The principal effort was to be in the south, along the Aisne Canal, where a road called the Chemin des Dames extended northeast from Soissons and turned east into German-held territory. Four fresh armies, organized as the Reserve Army Group, were tasked for this part of the effort. The British, striking east from their own salient around the city of Arras, were to provide the initial diversion that gave the Reserve Army Group a chance to surprise the Germans, while the French Northern Army Group, positioned between the Somme and Oise rivers, would subsequently attack their section of the front. This was to be accomplished with the same level of cooperation between the artillery and the infantry that had brought great success at Verdun, now expanded to a far greater scale. The first problem with the plan was the fact that the Germans were just as aware of their vulnerability as the Entente leadership was. All winter they had been hard at work in rectifying this weakness. The French and British had more men and more supplies than the Germans, who were then suffering the beginning of their third year of the blockade.

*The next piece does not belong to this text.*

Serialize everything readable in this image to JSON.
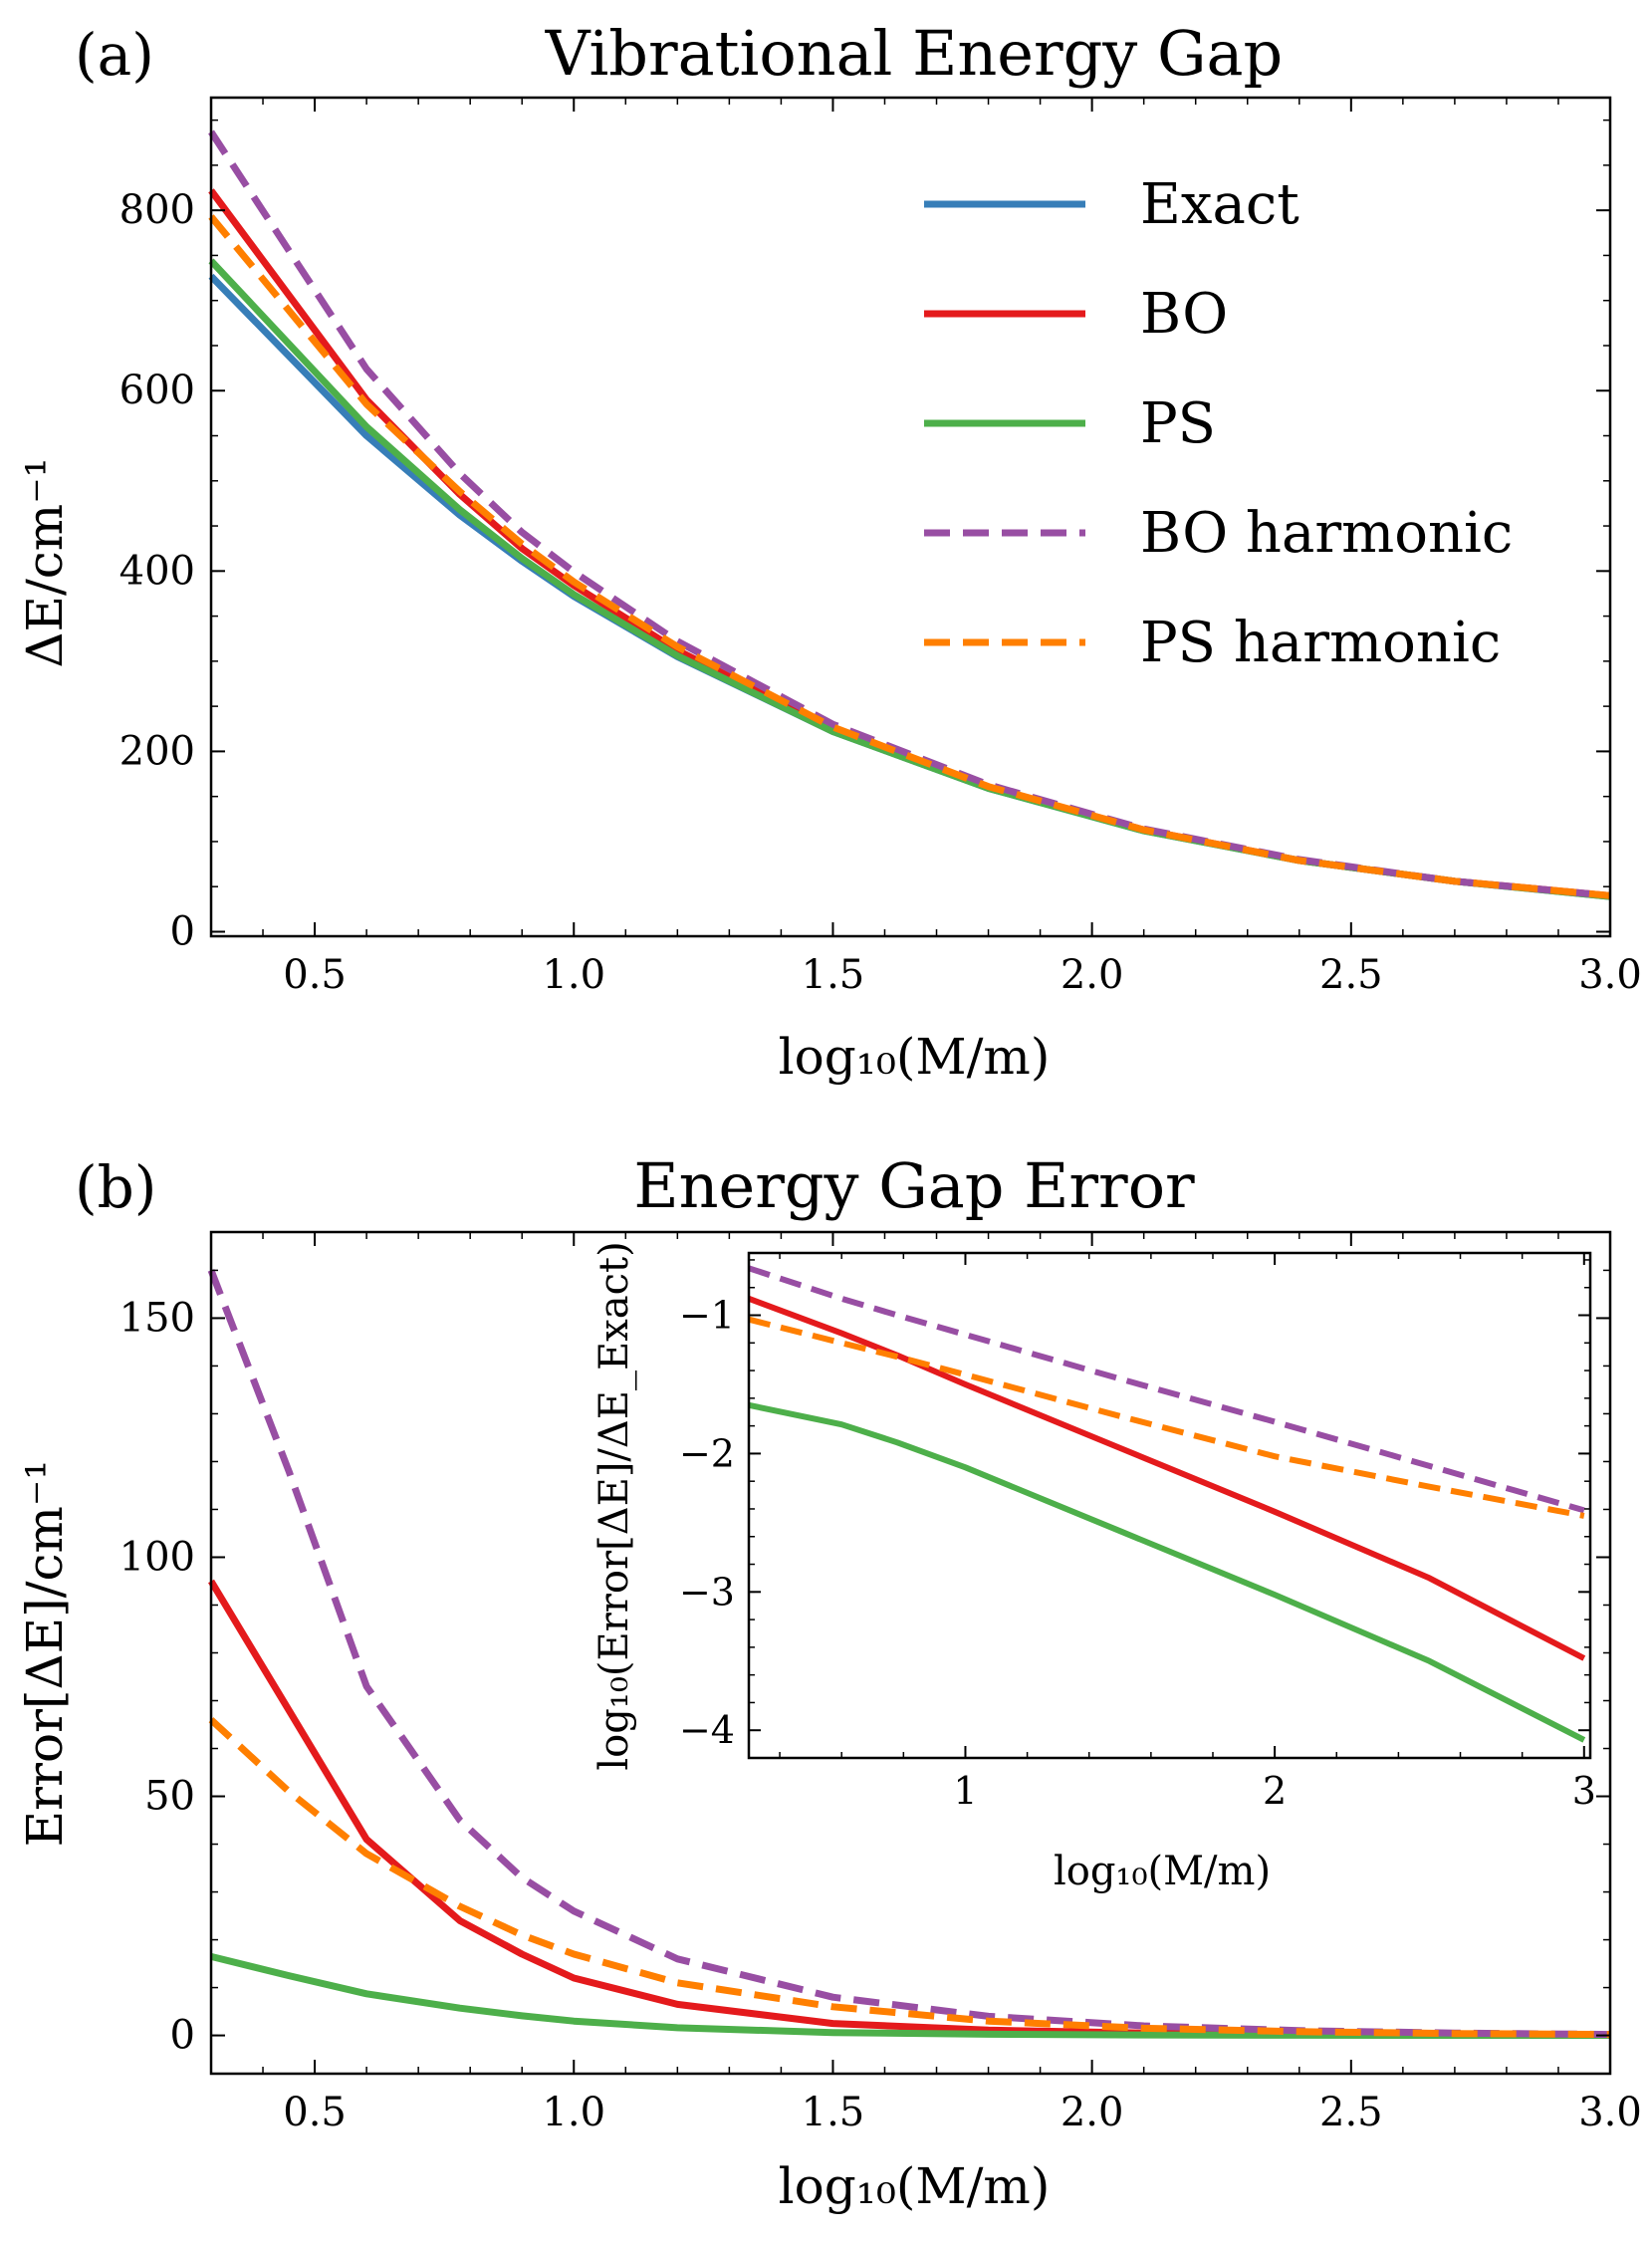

The Germans sought new efficiencies in their defensive positions, preparing a new defensive line deeper in occupied French territory. Called the Siegfried Line by the Germans, but later to be known as the Hindenburg Line among the western Allies, this new trench system was to be far stronger than the existing lines, which had been constructed within sight of the enemy, sometimes under hasty circumstances. Moreover, pulling back to the Siegfried Line would give the Germans 25 fewer miles to defend, enabling as many as thirteen divisions to pull back from trench duty, giving the Germans a substantial pool of men for offensive action or support duties in the future. Operation Alberich, a withdrawal to the Siegfried Line accompanied by the implementation of a scorched-earth policy in the territory being abandoned, started on March 16. The second problem was the failure of the Entente commanders to respond to the change in circumstances in an adequate manner. In fact, they failed to notice the German withdrawal until March 25. Once this was noticed, British and French forces advanced gingerly in the Germans’ wake. Much of their planning had been invalidated at a stroke
In the end, the allied operation failed terribly. Shortly after the attack began, the Germans succeeded in asserting air superiority, and the French artillery was effectively rendered blind. In spite of Nivelle’s promises that his attack would not become like the Verdun or Somme battles, the offensive descended into a bloody quagmire on the first day. The French air assets failed to give the artillery the battlefield intelligence it needed. The artillery failed to give the infantry the support it needed, and French soldiers faced well-prepared defenders instead of dazed stragglers. The tanks that were gathered for the attack failed even to make contact with the enemy. French losses reached 40,000 in a single day, with only negligible gains in terms of compensation. Nivelle persevered for another three days, trying to revive his offensive until the 20th, by which time it was clear that it had failed. The offensive was called off, but it took until May 7 for the French to completely extricate themselves from the fighting, during which time French casualties exceeded 130,000.
The British were obligated to begin another supporting attack at Arras on April 23, just to give the French some cover for their retreat. While the British ended the offensive with control over Vimy Ridge, their own casualties approached 150,000. It was the French, however, who were more adversely affected by the loss. The French Army had believed in the offensive, regardless of what top commanders might have thought, and when it had proven a colossal failure, the army was disillusioned as thoroughly as it had been inspired beforehand. Throughout the summer of 1917, the French Army was paralyzed by mutinies that threatened to end its cohesiveness altogether. Nivelle was reassigned to North Africa on May 15, with supreme command passing to generals Petain and Foch. While the French Army struggled to reassert itself, the Entente war effort was left mainly in the hands of the British. The Nivelle Offensive was perhaps the most disastrous single offensive in the war.